By Rachel Lynn Foley, Esq.

March 25, 2012

W is for Weather

In my Bankruptcy Law Network article...


I discuss how one could receive a warrant for their arrest when they thought they could walk away from a home.  As I review the weather conditions across the nation in the Spring of 2012 I feel compelled to issue another post about surrendering real property and the possibility of a warrant for one’s arrest.


I usually do not have to cut my grass in Kansas City until May each year however some of my neighbors have already cut their lawn twice.  In most counties and cities if you do not cut your grass you can be cited for something known as noxious weeds. Any time your real property, whether it is your yard or your home, falls into disrepair you may be cited for an ordinance violation.


If you are a filing for bankruptcy or just thinking about walking away from your home be aware that you continue to be responsible for the care and maintenance of that property until the ownership changes hands. This is a very critical point.


So if you are thinking about surrendering your home or walking away from it you should consider the following options.


• A deed in lieu will transfer the property without a foreclosure.

• A short sale will allow you to sell your property for less than what you owe on the property.

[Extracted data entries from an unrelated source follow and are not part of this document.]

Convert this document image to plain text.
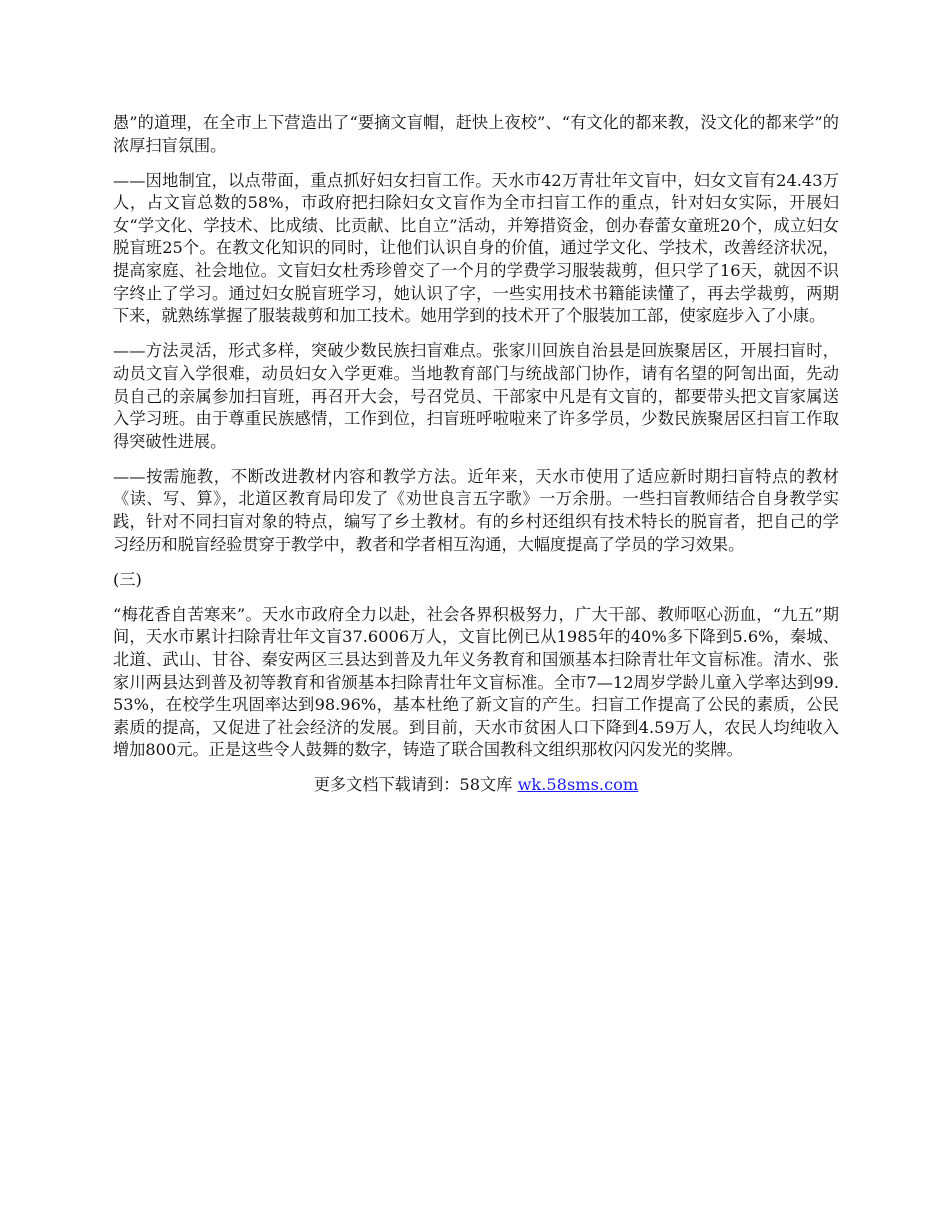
愚”的道理，在全市上下营造出了“要摘文盲帽，赶快上夜校”、“有文化的都来教，没文化的都来学”的浓厚扫盲氛围。

——因地制宜，以点带面，重点抓好妇女扫盲工作。天水市42万青壮年文盲中，妇女文盲有24.43万人，占文盲总数的58%，市政府把扫除妇女文盲作为全市扫盲工作的重点，针对妇女实际，开展妇女“学文化、学技术、比成绩、比贡献、比自立”活动，并筹措资金，创办春蕾女童班20个，成立妇女脱盲班25个。在教文化知识的同时，让他们认识自身的价值，通过学文化、学技术，改善经济状况，提高家庭、社会地位。文盲妇女杜秀珍曾交了一个月的学费学习服装裁剪，但只学了16天，就因不识字终止了学习。通过妇女脱盲班学习，她认识了字，一些实用技术书籍能读懂了，再去学裁剪，两期下来，就熟练掌握了服装裁剪和加工技术。她用学到的技术开了个服装加工部，使家庭步入了小康。

——方法灵活，形式多样，突破少数民族扫盲难点。张家川回族自治县是回族聚居区，开展扫盲时，动员文盲入学很难，动员妇女入学更难。当地教育部门与统战部门协作，请有名望的阿訇出面，先动员自己的亲属参加扫盲班，再召开大会，号召党员、干部家中凡是有文盲的，都要带头把文盲家属送入学习班。由于尊重民族感情，工作到位，扫盲班呼啦啦来了许多学员，少数民族聚居区扫盲工作取得突破性进展。

——按需施教，不断改进教材内容和教学方法。近年来，天水市使用了适应新时期扫盲特点的教材《读、写、算》，北道区教育局印发了《劝世良言五字歌》一万余册。一些扫盲教师结合自身教学实践，针对不同扫盲对象的特点，编写了乡土教材。有的乡村还组织有技术特长的脱盲者，把自己的学习经历和脱盲经验贯穿于教学中，教者和学者相互沟通，大幅度提高了学员的学习效果。

(三)

“梅花香自苦寒来”。天水市政府全力以赴，社会各界积极努力，广大干部、教师呕心沥血，“九五”期间，天水市累计扫除青壮年文盲37.6006万人，文盲比例已从1985年的40%多下降到5.6%，秦城、北道、武山、甘谷、秦安两区三县达到普及九年义务教育和国颁基本扫除青壮年文盲标准。清水、张家川两县达到普及初等教育和省颁基本扫除青壮年文盲标准。全市7—12周岁学龄儿童入学率达到99.53%，在校学生巩固率达到98.96%，基本杜绝了新文盲的产生。扫盲工作提高了公民的素质，公民素质的提高，又促进了社会经济的发展。到目前，天水市贫困人口下降到4.59万人，农民人均纯收入增加800元。正是这些令人鼓舞的数字，铸造了联合国教科文组织那枚闪闪发光的奖牌。

更多文档下载请到：58文库 wk.58sms.com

• A foreclosure is when the mortgage company or a third-party buys the property at the sale.

• A straight sale is when you sell the property to a third-party for what is owed on the mortgage.


You should contact a licensed and experienced bankruptcy attorney or real estate attorney to review your options.


For an experienced bankruptcy attorney in your area you can check here atBankruptcy Law Network or the National Association of Consumer Bankruptcy Attorneys.


Remember that knowledge is power.  The more knowledge you have about surrendering your real property the more power you will have to avoid having a warrant issued for your arrest.